Erreurs courantes et corrections : les pièges que je vois le plus souvent sur le terrain
En quinze ans, j’ai vu les mêmes erreurs encore et encore. Je vous les ai organisées en tableau comparatif. Si vous les évitez, vous dépassez quatre-vingts pour cent des gens.
| Erreur courante | Pourquoi c’est nocif | Correction |
|---|---|---|
| Excès d’enthousiasme : se défoncer dès le premier jour | Le corps n’a pas le temps de s’adapter, courbatures et blessures vous découragent | Commencer par une « dose de démarrage », mieux vaut trouver ça trop léger |
| Ne faire que du cardio, zéro musculation | Perte de muscle, baisse du métabolisme, risque accru de blessures et de chutes | Au moins 2 jours de musculation du corps entier par semaine |
| Intensité qui ne change jamais | Le corps s’adapte puis stagne, plus de progrès | Toutes les 2-4 semaines, évaluer et ajuster un seul réglage |
| Négliger l’échauffement et le retour au calme | Risque de blessure accru, récupération plus lente | Prévoir 5 à 10 minutes avant et après chaque séance |
| S’entraîner malgré des courbatures non résorbées | Fatigue accumulée, blessures chroniques | Apprendre à distinguer « bonnes courbatures » et « mauvaise douleur », se reposer quand il le faut |
| Copier le programme de quelqu’un d’autre | Point de départ et objectifs différents, programme inadapté | Adapter son programme en fonction de sa propre évaluation |
| Ignorer le sommeil et la nutrition | Le stimulus d’entraînement ne peut pas se transformer en adaptation | Considérer le sommeil et l’alimentation comme partie intégrante du programme |
Ici, je veux particulièrement clarifier la différence entre « bonnes courbatures » et « mauvaise douleur », car c’est ce que les débutants confondent le plus, et c’est là qu’ils se blessent le plus souvent. Des courbatures musculaires un ou deux jours après l’effort, une sensation de tension à la palpation, mais qui s’atténue en bougeant : c’est généralement une courbature musculaire retardée normale, qui disparaît d’elle-même. Mais si c’est une douleur aiguë et lancinante au niveau des articulations (genoux, chevilles, épaules, bas du dos), qui s’aggrave en bougeant, ou accompagnée de gonflement et de chaleur, ce n’est pas « bien s’entraîner », c’est « s’être blessé ». Dans ce cas, arrêtez-vous, observez, consultez un médecin si nécessaire, ne tenez pas le coup par la force de la volonté.

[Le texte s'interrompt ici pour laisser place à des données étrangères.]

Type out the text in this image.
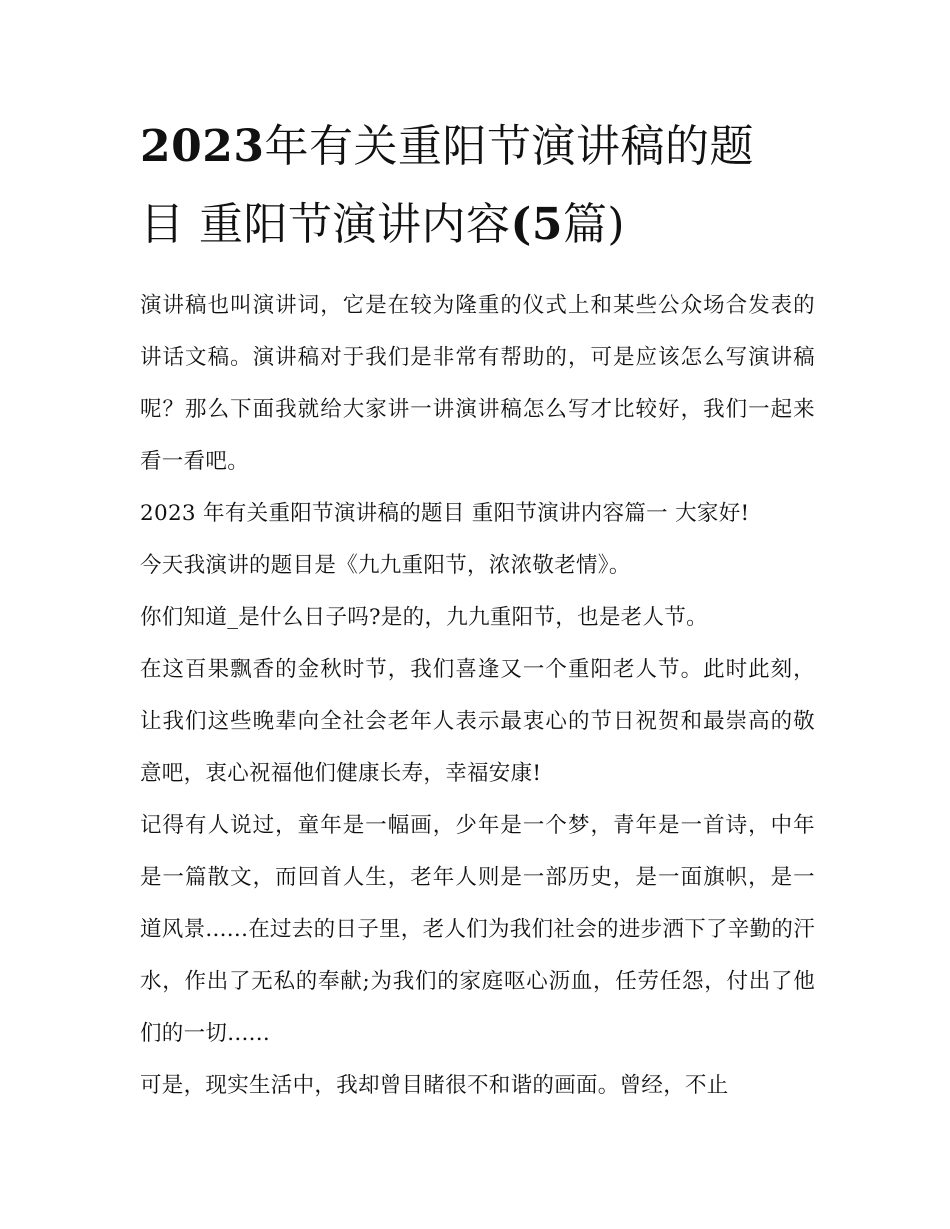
2023年有关重阳节演讲稿的题
目 重阳节演讲内容(5篇)

演讲稿也叫演讲词，它是在较为隆重的仪式上和某些公众场合发表的讲话文稿。演讲稿对于我们是非常有帮助的，可是应该怎么写演讲稿呢？那么下面我就给大家讲一讲演讲稿怎么写才比较好，我们一起来看一看吧。

2023 年有关重阳节演讲稿的题目 重阳节演讲内容篇一 大家好!

今天我演讲的题目是《九九重阳节，浓浓敬老情》。

你们知道_是什么日子吗?是的，九九重阳节，也是老人节。

在这百果飘香的金秋时节，我们喜逢又一个重阳老人节。此时此刻，让我们这些晚辈向全社会老年人表示最衷心的节日祝贺和最崇高的敬意吧，衷心祝福他们健康长寿，幸福安康!

记得有人说过，童年是一幅画，少年是一个梦，青年是一首诗，中年是一篇散文，而回首人生，老年人则是一部历史，是一面旗帜，是一道风景......在过去的日子里，老人们为我们社会的进步洒下了辛勤的汗水，作出了无私的奉献;为我们的家庭呕心沥血，任劳任怨，付出了他们的一切......

可是，现实生活中，我却曾目睹很不和谐的画面。曾经，不止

À Taïwan, l’accès aux soins est facile et l’assurance maladie est très accessible, c’est d’ailleurs un de nos atouts. Si une douleur au genou ne disparaît pas après une ou deux semaines, ou si elle est assez intense pour gêner la marche, n’allez pas vous auto-diagnostiquer sur Internet. Prenez rendez-vous en médecine physique et de réadaptation ou en orthopédie, faites évaluer par un kinésithérapeute — c’est bien plus efficace que de coller des patchs au hasard ou de prendre des antidouleurs à l’aveugle. Une partie d’un bon programme d’exercice, c’est de savoir quand confier son corps à des professionnels.
Échauffement et retour au calme : les dix minutes que tout le monde saute, mais que personne ne devrait s’épargner
Je dois consacrer un paragraphe entier à l’échauffement et au retour au calme, car c’est ce que les débutants sautent le plus souvent « pour gagner du temps », et c’est aussi ce qui cause le plus de blessures ou une mauvaise récupération. Une belle prescription sans échauffement ni retour au calme, c’est comme prendre le bon médicament sans eau : l’effet est réduit et l’estomac peut en souffrir.

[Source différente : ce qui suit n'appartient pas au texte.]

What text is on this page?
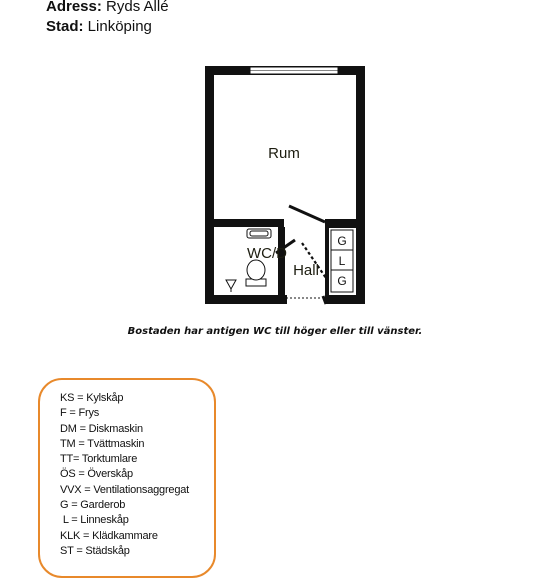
Adress: Ryds Allé
Stad: Linköping
G
L
G
Rum
WC/D
Hall
Bostaden har antigen WC till höger eller till vänster.
KS = Kylskåp
F = Frys
DM = Diskmaskin
TM = Tvättmaskin
TT= Torktumlare
ÖS = Överskåp
VVX = Ventilationsaggregat
G = Garderob
L = Linneskåp
KLK = Klädkammare
ST = Städskåp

Le but de l’échauffement est simple : faire monter la température corporelle, lubrifier les articulations, augmenter progressivement la fréquence cardiaque, réveiller le système nerveux, et faire passer le corps en douceur du « mode repos » au « mode exercice ». Un bon échauffement comprend généralement deux phases : d’abord 3 à 5 minutes de cardio léger (marche lente puis rapide, ou vélo d’appartement à faible résistance) pour élever doucement la fréquence cardiaque ; ensuite des étirements dynamiques et une préparation gestuelle, comme des montées de genoux sur place, des balancements de jambes, des rotations d’épaules, des squats à vide, pour mobiliser les groupes musculaires et les articulations que vous allez solliciter. Attention : avant l’effort, il est déconseillé de faire de longs étirements statiques (ceux où l’on maintient un muscle étiré pendant dix à vingt secondes). Les études montrent qu’ils peuvent au contraire réduire temporairement la force musculaire. Réservez les étirements statiques pour le retour au calme.
Le retour au calme, lui, aide le corps à « atterrir ». À la fin de l’effort, la fréquence cardiaque et le flux sanguin sont encore élevés. Si vous vous arrêtez brusquement et vous asseyez, le sang a tendance à stagner dans les membres inférieurs, ce qui peut provoquer des vertiges chez certaines personnes. La bonne méthode est de réduire progressivement l’intensité pendant environ 5 minutes, de laisser la fréquence cardiaque redescendre lentement, puis de terminer par des étirements statiques ciblant les principaux groupes musculaires, en maintenant chaque étirement doucement pendant 15 à 30 secondes pour favoriser la détente et préserver la souplesse. Après toutes ces années à encadrer des élèves, ceux qui ont pris l’habitude de s’échauffer et de récupérer ont nettement moins de courbatures et beaucoup moins de blessures. Ces dix minutes ne sont pas du gaspillage, c’est un investissement.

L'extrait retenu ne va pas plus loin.